Office-based anesthesia.

机构信息

The Department of Anesthesia, University of Toronto, 150 College Street, Room 121, Fitzgerald Building, Toronto, Ontario M5S 3E2, Canada.

出版信息

Can J Anaesth. 2010 Mar;57(3):256-72. doi: 10.1007/s12630-009-9238-z. Epub 2010 Jan 15.
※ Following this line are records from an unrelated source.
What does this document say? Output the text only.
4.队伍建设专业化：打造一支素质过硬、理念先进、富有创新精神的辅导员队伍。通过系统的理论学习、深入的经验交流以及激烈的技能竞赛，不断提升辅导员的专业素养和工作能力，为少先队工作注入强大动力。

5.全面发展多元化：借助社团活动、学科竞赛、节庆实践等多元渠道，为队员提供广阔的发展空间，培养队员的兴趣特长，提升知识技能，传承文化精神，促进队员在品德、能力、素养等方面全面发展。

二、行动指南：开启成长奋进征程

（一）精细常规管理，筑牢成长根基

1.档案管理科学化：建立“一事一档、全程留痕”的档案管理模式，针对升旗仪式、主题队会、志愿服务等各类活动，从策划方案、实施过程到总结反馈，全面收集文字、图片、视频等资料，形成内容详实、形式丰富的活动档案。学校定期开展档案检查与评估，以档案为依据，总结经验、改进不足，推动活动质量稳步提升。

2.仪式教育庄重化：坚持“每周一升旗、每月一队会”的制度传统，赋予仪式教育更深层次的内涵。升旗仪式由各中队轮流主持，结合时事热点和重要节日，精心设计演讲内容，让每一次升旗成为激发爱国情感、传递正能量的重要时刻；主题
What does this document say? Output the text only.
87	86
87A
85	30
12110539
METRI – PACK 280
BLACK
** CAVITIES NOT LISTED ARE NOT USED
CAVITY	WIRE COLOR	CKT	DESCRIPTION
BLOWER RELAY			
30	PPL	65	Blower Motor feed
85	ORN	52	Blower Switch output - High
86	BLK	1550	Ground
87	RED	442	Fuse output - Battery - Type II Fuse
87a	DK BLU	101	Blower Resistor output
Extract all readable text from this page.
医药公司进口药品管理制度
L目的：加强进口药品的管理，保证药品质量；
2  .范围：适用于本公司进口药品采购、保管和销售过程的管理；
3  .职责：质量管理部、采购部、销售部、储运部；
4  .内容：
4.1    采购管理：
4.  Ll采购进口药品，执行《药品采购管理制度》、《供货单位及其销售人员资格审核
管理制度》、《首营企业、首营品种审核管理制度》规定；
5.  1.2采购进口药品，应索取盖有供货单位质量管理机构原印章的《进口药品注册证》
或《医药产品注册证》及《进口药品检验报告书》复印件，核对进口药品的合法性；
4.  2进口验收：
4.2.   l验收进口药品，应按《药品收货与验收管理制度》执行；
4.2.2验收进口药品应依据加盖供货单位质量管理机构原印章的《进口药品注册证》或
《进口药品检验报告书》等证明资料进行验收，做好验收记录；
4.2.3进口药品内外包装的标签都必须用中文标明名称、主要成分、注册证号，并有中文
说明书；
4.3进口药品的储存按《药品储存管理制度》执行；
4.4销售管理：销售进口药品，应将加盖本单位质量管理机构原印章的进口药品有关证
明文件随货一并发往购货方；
DOI:10.1007/s12630-009-9238-z
PMID:20077172
Abstract

PURPOSE

Ambulatory office-based anesthesia (OBA) is a relatively new but rapidly growing field. OBA requires a different approach than that used in the hospital, because there are unique considerations that must be recognized when administering anesthesia in a free-standing office facility. This review provides a summary of the important issues and aspects of safe patient care.

METHODS

The Medline, Embase, Biological Abstract, Science Citation Index, and Healthstar databases were searched under the key words "office-based anesthesia" for relevant English language articles from 1966 to December 2008. Relevant publications were queried from governing institutions, such as the American Society of Anesthesiologists (ASA), as well as from colleges in various provinces across Canada.

PRINCIPAL FINDINGS

Office-based anesthesia remains poorly regulated in many parts of Canada (and the US). Despite continuing concerns regarding patient safety, the rates of death and reported major complications for OBA appear to be very low, especially in accredited facilities. Multiple considerations for facility design, administration, and patient care need to be taken into account.

CONCLUSION

Appropriately so, an increasing number of provinces (Canada) and states (US) are beginning to regulate office-based facilities and require accreditation.

摘要

目的

门诊办公室麻醉(OBA)是一个相对较新但发展迅速的领域。OBA 需要一种不同于在医院使用的方法,因为在独立的办公场所进行麻醉时,必须认识到独特的考虑因素。本综述提供了安全患者护理的重要问题和方面的摘要。

方法

在 Medline、Embase、Biological Abstract、Science Citation Index 和 Healthstar 数据库中,使用“门诊麻醉”这一关键词,对从 1966 年至 2008 年 12 月的相关英语文献进行了检索。从美国麻醉师协会(ASA)等管理机构以及加拿大各省的各学院查询了相关出版物。

主要发现

在加拿大(和美国)的许多地区,门诊麻醉的监管仍然很差。尽管人们对患者安全持续存在担忧,但 OBA 的死亡率和报告的主要并发症似乎非常低,尤其是在经过认证的设施中。需要考虑设施设计、管理和患者护理的多个方面。

结论

越来越多的省份(加拿大)和州(美国)开始对门诊设施进行监管并要求认证,这是恰当的。

相似文献

1
Office-based anesthesia.门诊麻醉。
Can J Anaesth. 2010 Mar;57(3):256-72. doi: 10.1007/s12630-009-9238-z. Epub 2010 Jan 15.
2
Office-based anesthesia: how to start an office-based practice.门诊麻醉:如何开展门诊麻醉业务。
Anesthesiol Clin. 2010 Jun;28(2):353-67. doi: 10.1016/j.anclin.2010.02.006.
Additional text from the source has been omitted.